Friday, December 16, 2011

Chile doctors try separating conjoined twins (AP)

SANTIAGO, Chile ? Jessica Navarrete and her husband hugged in the doorway of the surgery ward Tuesday morning and kissed their twin babies Maria Paz and Maria Jose.

Inside, an army of experts was ready to try yet again to separate the conjoined twins, this time at the thorax, stomach and pelvic regions. It would be the seventh operation that the girls would undergo in their 10 months alive. This time, Chileans would be watching on television and the Internet.

"Sadness, a lot of sadness," Navarrete said as the operation got under way at the Luis Calvo Mackenna Hospital in the capital of Santiago. "Because one as any mother feels fear, but (I have) faith that everything will turn out well and I'm going to see them separated, because this is my dream.

"A miracle from God is what I'm waiting for."

The twins were still in surgery late Tuesday night and had lost much blood, prompting Navarrete and the girls' father, Roberto Paredes, to issue a call for the public to help out by donating blood.

After 10 hours in the operating theater, doctors had separated the twins at the heart and liver areas. The operation was expected to last until 4 a.m. Wednesday. Only one of the twins would keep the anus and rectum they've shared since birth if the operation proves successful.

"They have come out of adverse situations before, and if they have come out from that, how are they going to fall behind now?" Paredes asked.

Perhaps providing some comfort to the parents was the hospital's history with conjoined twins. Staff there have separated three sets before. A fourth set, however, died during surgery due to cardiac complications.

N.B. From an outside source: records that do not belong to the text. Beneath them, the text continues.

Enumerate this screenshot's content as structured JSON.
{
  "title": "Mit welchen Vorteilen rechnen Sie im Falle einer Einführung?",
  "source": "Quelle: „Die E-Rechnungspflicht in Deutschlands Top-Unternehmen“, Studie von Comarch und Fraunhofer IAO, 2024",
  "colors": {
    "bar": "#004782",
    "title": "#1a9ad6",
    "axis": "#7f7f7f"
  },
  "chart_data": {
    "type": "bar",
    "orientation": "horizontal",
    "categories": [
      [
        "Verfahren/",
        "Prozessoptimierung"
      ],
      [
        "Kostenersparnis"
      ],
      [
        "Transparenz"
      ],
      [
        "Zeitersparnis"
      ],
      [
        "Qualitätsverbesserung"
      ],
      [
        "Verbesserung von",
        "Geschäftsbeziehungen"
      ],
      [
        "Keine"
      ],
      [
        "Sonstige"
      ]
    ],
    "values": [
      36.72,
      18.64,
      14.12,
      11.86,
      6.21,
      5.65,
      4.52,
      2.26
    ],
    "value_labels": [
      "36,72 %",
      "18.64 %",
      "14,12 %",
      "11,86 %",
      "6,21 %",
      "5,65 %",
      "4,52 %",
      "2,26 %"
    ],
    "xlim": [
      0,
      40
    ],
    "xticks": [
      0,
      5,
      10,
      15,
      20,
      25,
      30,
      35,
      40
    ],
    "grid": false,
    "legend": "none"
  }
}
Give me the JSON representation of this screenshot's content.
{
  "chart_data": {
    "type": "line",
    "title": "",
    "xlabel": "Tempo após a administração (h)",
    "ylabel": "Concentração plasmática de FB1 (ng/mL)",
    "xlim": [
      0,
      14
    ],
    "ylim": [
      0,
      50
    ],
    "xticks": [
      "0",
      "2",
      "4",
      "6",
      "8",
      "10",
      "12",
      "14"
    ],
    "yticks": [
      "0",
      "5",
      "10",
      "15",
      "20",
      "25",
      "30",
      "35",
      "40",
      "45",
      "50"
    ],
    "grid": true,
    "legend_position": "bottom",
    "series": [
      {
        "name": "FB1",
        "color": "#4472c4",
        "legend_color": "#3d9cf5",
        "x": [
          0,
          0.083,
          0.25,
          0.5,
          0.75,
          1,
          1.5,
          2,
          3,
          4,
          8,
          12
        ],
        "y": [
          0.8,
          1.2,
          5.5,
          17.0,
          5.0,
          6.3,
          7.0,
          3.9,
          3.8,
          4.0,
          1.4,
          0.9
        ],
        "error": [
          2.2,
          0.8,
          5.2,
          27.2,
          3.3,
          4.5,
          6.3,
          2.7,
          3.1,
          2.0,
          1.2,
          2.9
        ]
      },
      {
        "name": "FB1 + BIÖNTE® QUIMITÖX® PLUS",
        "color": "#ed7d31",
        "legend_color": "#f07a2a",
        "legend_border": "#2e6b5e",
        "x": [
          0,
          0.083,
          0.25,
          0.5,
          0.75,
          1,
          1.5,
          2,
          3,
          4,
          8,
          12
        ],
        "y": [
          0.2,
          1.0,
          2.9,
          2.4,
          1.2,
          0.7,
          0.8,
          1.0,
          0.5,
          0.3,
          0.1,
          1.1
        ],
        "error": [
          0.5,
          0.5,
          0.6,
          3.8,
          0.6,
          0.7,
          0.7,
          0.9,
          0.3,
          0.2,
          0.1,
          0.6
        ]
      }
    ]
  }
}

According to the University of Maryland Medical Center, one out of every 200,000 live births worldwide results in conjoined twins. About 35 percent survive only one day, while the overall survival rate is 5 percent to 25 percent.

The Chilean twins have presented a particularly difficult challenge to doctors because they share many of the same internal organs and even urinary system.

Hospital director Osvaldo Artaza said the risks of the operation couldn't be minimized.

"It's a reality and it's necessary to be super-transparent in warning that one or two girls could die," Artaza said. "But the team ... has committed itself with conviction to try to save the two."

The hospital's chief of surgery, Francisco Ossandon, said the twins' case was the "most complex that has been born in Chile."

"Never have we faced such a high risk," Ossandon said. "We don't have another option from the perspective of the quality of life and the expectations for life of Maria Jose and Maria Paz."

Earlier this year, doctors separated the twins' legs, urinary tracts, pulmonary systems and other parts of their bodies.

Navarrete said it wasn't any easier to wait through Tuesday's operation.

If the twins lived through the separating procedure, each of them would then have to be sewed shut. Some 100 people would participate in the procedure, including 25 surgeons and anesthesiologists.

The twins were born in the Villarrica hospital about 470 miles (760 kilometers) from Santiago and have never left medical care, surviving with the aid of an artificial respirator.